Suggesting Relevant Questions for a Query Using Statistical Natural Language Processing Technique
This work addresses the need for better question suggestion systems to reduce search time on e-commerce sites, train employees, and aid student learning, though it appears incremental as it builds on existing syntactic and semantic approaches.
The paper tackles the problem of suggesting similar questions for user queries by proposing a self-learning combined approach that uses a weighted syntactic and semantic similarity index to find relevant questions from a database, with comprehensive analysis showing improved efficiency and efficacy over existing methods.

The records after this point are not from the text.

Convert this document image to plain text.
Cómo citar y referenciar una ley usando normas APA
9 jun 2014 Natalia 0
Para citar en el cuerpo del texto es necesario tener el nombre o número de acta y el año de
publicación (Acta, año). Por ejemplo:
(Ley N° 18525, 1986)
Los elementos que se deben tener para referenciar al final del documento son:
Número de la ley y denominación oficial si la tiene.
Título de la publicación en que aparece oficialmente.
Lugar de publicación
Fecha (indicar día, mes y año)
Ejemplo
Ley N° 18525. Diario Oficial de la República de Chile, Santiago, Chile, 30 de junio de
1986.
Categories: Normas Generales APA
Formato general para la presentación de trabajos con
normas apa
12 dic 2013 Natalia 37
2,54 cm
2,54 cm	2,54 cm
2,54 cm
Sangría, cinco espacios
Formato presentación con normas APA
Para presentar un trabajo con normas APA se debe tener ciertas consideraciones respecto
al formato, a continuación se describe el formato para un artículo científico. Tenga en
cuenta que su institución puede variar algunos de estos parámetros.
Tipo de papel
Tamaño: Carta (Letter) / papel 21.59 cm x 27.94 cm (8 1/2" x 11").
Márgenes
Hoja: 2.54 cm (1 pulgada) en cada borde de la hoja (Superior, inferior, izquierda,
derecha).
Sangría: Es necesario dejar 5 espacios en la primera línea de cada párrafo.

Suggesting similar questions for a user query has many applications ranging from reducing search time of users on e-commerce websites, training of employees in companies to holistic learning for students. The use of Natural Language Processing techniques for suggesting similar questions is prevalent over the existing architecture. Mainly two approaches are studied for finding text similarity namely syntactic and semantic, however each has its draw-backs and fail to provide the desired outcome. In this article, a self-learning combined approach is proposed for determining textual similarity that introduces a robust weighted syntactic and semantic similarity index for determining similar questions from a predetermined database, this approach learns the optimal combination of the mentioned approaches for a database under consideration. Comprehensive analysis has been carried out to justify the efficiency and efficacy of the proposed approach over the existing literature.